El peor balance de una nación es su déficit de heroísmo. Sin héroes la historia de la patria no se escribiría. Bastaría excluirlos para que esa noción penda de un hilo.
De ahí que los pueblos sensatos jamás devalúan su inventario de próceres. Pero los héroes son seres humanos, de carne y hueso, y con un espíritu permeado por pasiones y virtudes. Su superioridad jerárquica no los exime de errores.
Los griegos se dieron cuenta de sus debilidades, y a sabiendas de su inestimable valor, decidieron salvarlos endosando sus desaciertos a los dioses del Olimpo. La deidad helena desciende hasta la condición humana para encumbrarse de nuevo hasta la proeza del héroe.
Sin dudas, David es uno de los héroes más carismáticos del pueblo hebreo. Su estrella es emblemática. Proceder del linaje del vencedor de Goliat sería el abolengo terrenal más prestigioso de Jesús de Nazaret. Pero jamás un judío invocaría el crimen que dejó en brazos de David a la mujer de Urías, para promover su expulsión del patrimonio heroico de Israel. Ni por ningún otro motivo.
Porque en la grandeza de esa nación, sería una propuesta absurda que mermaría su caudal místico, y los pueblos que engrandecen, necesitan seguir elevándose sobre ese algo de misticismo que hay en el heroísmo.
Los héroes son hijos de la posteridad literaria. Nacen del sentimiento o del método de quienes los juzgan post mortem; o bien, pertenecen a aquellas categorías muy sublimes, que sin nadie proponérselo, surgen por generación espontánea.
Por eso, jamás en vida un héroe como tal ha confrontado a otro héroe. No por cobardía, sino por la imposibilidad, pues en vida nadie lo es.

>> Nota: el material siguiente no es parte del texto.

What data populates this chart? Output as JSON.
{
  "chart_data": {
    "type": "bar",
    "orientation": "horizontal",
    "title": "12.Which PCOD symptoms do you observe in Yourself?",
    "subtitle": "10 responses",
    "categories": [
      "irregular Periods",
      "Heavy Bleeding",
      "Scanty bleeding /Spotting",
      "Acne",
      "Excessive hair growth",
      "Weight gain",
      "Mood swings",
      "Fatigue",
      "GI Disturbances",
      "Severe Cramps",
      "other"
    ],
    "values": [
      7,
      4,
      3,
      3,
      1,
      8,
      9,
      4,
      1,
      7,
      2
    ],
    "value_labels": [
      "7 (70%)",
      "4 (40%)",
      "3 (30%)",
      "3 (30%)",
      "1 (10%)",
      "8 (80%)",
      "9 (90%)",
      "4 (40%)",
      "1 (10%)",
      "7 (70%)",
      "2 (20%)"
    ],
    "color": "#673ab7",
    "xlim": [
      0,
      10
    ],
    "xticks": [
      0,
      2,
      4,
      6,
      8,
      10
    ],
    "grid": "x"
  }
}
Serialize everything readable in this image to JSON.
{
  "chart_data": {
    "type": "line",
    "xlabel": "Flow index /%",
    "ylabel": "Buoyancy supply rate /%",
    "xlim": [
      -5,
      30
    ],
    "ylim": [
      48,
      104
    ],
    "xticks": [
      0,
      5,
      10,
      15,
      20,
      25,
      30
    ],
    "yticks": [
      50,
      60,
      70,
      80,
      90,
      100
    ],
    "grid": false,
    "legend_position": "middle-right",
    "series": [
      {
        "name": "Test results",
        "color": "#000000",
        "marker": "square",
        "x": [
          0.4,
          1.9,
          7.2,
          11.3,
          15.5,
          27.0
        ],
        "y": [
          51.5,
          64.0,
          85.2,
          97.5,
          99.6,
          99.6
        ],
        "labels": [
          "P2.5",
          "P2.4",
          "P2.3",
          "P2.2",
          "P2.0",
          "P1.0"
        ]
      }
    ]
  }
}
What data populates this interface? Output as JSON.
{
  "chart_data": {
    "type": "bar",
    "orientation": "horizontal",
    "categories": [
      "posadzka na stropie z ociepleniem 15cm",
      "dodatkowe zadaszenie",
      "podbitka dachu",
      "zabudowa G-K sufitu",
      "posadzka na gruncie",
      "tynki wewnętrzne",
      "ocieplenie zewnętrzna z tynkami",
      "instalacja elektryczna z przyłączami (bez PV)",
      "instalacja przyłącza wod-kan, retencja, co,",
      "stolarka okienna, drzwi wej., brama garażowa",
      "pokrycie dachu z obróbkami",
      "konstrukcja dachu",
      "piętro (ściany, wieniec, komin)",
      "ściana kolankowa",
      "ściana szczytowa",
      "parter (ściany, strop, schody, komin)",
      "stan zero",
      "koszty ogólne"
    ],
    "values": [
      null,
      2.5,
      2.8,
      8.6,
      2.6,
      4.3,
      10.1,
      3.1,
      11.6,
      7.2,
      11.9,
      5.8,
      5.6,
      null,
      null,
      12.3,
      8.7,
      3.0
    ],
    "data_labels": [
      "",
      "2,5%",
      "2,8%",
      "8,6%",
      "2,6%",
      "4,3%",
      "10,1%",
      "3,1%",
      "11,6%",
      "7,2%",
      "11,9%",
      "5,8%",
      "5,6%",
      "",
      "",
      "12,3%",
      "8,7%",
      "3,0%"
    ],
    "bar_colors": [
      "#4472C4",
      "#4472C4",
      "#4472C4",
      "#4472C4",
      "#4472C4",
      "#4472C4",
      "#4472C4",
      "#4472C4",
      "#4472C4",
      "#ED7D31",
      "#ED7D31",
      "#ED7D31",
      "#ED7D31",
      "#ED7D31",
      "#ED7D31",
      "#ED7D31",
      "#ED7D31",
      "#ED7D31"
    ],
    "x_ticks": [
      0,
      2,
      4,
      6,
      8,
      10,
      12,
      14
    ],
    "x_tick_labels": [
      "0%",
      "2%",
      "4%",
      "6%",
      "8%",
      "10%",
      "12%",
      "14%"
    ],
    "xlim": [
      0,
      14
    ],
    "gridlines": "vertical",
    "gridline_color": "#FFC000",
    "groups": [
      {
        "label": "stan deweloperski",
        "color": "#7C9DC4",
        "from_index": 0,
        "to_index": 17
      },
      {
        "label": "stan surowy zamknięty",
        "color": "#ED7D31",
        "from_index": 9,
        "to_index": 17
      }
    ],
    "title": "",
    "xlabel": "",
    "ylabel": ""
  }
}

Tener temple de héroe no significa serlo todavía, ni mucho menos aporta un blindaje contra las adversidades. Porque, al margen de las dignidades conferidas en vida, la cualidad heroica es un atributo circunstancial que se agrega a posteriori al carácter de un personaje histórico ya ido.
El héroe es un ser intransigente por naturaleza, y por eso jamás renuncia a sus convicciones. Siempre regresa, persiste y desafía con entereza estoica la tragedia que lo persigue.
Su concepción ética es inmutable y el factor que lo induce al cumplimiento categórico del deber que le dicta su propia conciencia.
He ahí la fuente de la firmeza que exhibe cuando decide lo que juzga convenirle más a la causa patriótica por la que su voluntad se determina, sin que las eventualidades adversas del fracaso perturben su estado de ánimo.
De ahí los mártires. Y también, que el héroe indeciso, si acaso lo es, sea un espécimen raro derivado de una versión muy escasa del heroísmo.
La amplitud mental del héroe trasciende los linderos de las ideas subsidiarias y no teme morir por el proyecto patriótico que se ha propuesto.
Porque lleva la patria por dentro, como también por dentro lleva su música el maestro, que más le importa la armonía constante que el tono circunstancial de la ejecución. Si los elementos fundacionales de la patria perviven, para el héroe todo lo demás es forma, y la forma no es esencia como la patria, sino la inferior categoría que se le subordina.
El valor neto de los héroes de la patria se aquilata enteramente sumergiéndose en la profundidad de los procesos que definen el curso de la historia.
Enrostrarles sus errores para negarles sus méritos, es otro error aún mayor. Porque todos los héroes, sin excepción, cometen errores, ya que son seres humanos; porque todavía no sabemos inventar –como los griegos– héroes cuasi divinos, descendientes de dioses que carguen con sus desatinos; y porque a veces a los pueblos les conviene más no regatear la heroicidad de sus antepasados.